Trotz dieser Initiativen bestehen weiterhin große Wissenslücken. In vielen Bereichen fehlen belastbare Daten über die gesundheitliche Situation von Frauen, etwa bei der Endometriose oder Beckenbodenproblemen. Dazu kommen Wissenslücken bei den Wechseljahren sowie der Müttersterblichkeit. Auch in der Kardiologie und Onkologie fehlen bislang viele geschlechtsspezifische Erkenntnisse. Selbst der Einfluss des weiblichen Zyklus wurde über lange Zeit kaum berücksichtigt.
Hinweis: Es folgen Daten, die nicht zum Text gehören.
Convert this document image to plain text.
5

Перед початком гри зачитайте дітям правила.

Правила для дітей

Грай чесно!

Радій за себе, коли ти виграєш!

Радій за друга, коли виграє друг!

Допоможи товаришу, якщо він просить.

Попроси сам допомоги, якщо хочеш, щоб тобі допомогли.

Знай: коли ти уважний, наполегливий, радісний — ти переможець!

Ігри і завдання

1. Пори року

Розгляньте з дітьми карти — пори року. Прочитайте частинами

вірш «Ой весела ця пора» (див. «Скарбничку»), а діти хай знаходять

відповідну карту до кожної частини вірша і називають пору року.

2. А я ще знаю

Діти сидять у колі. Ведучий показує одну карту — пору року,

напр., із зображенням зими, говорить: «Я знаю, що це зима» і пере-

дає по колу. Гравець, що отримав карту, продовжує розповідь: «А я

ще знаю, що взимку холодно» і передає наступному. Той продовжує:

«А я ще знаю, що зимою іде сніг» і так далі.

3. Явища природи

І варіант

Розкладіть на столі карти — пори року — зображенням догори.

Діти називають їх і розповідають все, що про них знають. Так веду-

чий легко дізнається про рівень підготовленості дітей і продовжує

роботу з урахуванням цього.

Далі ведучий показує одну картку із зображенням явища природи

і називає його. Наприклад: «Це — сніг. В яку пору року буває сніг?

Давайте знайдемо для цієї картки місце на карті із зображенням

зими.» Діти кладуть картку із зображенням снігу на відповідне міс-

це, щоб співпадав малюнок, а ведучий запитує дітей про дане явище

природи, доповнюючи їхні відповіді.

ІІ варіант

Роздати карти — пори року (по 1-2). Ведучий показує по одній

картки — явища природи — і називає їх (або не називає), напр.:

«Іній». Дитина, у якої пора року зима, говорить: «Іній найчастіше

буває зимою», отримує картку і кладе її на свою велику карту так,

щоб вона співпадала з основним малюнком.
Diese Defizite prägen die medizinische Forschung massiv. In Tierstudien wurden weibliche Versuchstiere häufig ausgeschlossen, weil der Zyklus als zu komplex galt. Dadurch entstand über Jahrzehnte eine deutliche Datenlücke in der gesamten Medizin. Fachleute warnen zudem, dass neue Technologien wie Künstliche Intelligenz bestehende Ungleichgewichte ohne entsprechende Daten verstärken könnten.

Die aktuellen Fördermittel erscheinen angesichts der großen Aufgaben jedoch begrenzt. Viele Fachleute fordern deshalb strukturelle Reformen. Lehrbücher, Arzneimittelforschung und Versorgungsstrukturen müssten geschlechtsspezifische Aspekte künftig deutlich stärker berücksichtigen.

Die aktuelle Diskussion ist keineswegs neu. Bereits 1999 veröffentlichte ein Forschungsteam im Auftrag der Bundesregierung einen umfassenden Bericht zur Situation von Frauen. Viele der damaligen Forderungen bleiben bis heute aktuell.